Hot creativity is carried out from experiments in which individuals take their experiences to extremes in order to find inspiration. For example: A painter who works listening to music at full volume.
examples of creativity
- A chef who makes fusion recipes in his restaurant puts into practice the analog creativity.
- A contemporary dancer moving freely to the music is using his intuitive creativity.
- A soldier preparing a strategy to defeat his enemy in battle puts cold creativity into practice.
- A popular music singer who imitates a classical operatic soprano to incorporate new elements into her own compositions is employing the mimetic creativity.
- The book Rebelion on the farm, of George Orwell as a critique of social reality is an example of narrative creativity.
- An architect who includes large artistic murals in his buildings is using the bisociative creativity.
- A stockbroker who employs strategies while stocks go up and down to obtain higher returns makes use of his hot creativity.
- A writer who tells the story of his country in an epic poem with meter uses his narrative creativity.
- An abstract painter who makes strokes on the canvas without established rules is using his intuitive creativity.

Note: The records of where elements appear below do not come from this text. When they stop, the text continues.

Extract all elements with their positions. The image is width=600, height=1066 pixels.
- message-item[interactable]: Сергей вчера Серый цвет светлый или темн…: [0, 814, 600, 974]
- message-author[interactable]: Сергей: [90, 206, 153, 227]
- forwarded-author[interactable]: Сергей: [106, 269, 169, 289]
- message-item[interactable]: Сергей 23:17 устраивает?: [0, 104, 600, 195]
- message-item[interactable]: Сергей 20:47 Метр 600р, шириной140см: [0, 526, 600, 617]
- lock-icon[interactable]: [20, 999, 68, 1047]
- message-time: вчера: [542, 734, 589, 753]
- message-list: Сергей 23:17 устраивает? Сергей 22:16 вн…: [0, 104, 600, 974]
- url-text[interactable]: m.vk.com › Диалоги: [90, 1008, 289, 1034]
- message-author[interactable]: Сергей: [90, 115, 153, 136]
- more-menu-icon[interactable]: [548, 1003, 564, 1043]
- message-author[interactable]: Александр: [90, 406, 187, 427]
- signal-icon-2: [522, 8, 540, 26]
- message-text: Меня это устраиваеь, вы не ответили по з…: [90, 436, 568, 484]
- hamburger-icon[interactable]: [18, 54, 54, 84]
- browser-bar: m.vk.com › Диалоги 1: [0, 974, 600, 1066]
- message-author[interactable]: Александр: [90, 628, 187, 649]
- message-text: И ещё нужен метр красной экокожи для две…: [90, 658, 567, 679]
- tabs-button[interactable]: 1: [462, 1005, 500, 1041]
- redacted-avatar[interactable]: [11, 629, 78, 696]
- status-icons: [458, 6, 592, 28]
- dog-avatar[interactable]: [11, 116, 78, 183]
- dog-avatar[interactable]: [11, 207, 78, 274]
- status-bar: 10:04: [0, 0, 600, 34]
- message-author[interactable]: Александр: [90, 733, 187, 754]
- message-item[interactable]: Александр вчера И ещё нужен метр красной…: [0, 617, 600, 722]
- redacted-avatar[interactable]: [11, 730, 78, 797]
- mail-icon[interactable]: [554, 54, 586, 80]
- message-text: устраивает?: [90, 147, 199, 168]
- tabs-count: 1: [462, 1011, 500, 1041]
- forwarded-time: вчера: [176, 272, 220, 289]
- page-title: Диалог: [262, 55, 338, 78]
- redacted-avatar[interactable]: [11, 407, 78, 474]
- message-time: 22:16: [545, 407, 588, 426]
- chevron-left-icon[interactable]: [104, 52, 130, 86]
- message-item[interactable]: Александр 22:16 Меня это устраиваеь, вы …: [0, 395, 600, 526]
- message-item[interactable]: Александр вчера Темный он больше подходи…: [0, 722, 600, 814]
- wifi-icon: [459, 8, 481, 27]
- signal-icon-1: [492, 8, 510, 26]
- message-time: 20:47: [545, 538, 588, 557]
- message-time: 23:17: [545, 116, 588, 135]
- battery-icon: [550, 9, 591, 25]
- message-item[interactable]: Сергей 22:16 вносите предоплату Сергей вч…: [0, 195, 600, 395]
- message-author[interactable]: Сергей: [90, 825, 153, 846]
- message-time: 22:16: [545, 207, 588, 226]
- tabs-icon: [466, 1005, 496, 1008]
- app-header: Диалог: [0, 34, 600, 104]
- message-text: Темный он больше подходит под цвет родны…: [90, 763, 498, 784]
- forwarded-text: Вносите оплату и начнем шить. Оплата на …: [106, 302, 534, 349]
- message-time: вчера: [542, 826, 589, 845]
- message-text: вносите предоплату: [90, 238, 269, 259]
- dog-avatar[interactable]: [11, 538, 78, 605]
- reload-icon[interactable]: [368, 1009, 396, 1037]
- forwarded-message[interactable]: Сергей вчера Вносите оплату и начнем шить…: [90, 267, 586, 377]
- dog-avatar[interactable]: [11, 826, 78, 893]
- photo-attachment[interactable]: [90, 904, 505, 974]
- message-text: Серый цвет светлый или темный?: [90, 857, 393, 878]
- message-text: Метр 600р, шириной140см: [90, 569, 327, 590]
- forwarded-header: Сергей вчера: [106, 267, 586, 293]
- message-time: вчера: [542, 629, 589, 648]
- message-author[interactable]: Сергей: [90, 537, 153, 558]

- A composer who creates a melody that symbolizes his sadness is using his expressive creativity.
Interactive exercise to practice
Follow with:
- 50 inventions that changed the world
- 20 innovations that changed the world
- convergent and divergent thinking
- Scientific and technological discoveries
References
- DeGraff, JT and Lawrence, KA. 2002. Creativity at Work: Developing the Right Practices to Make Innovation Happen. University of Michigan Business School.
- "Types of creativity: which ones exist, characteristics and importance"in LINK.
- “How many types of creativity are there?” in UNADE University.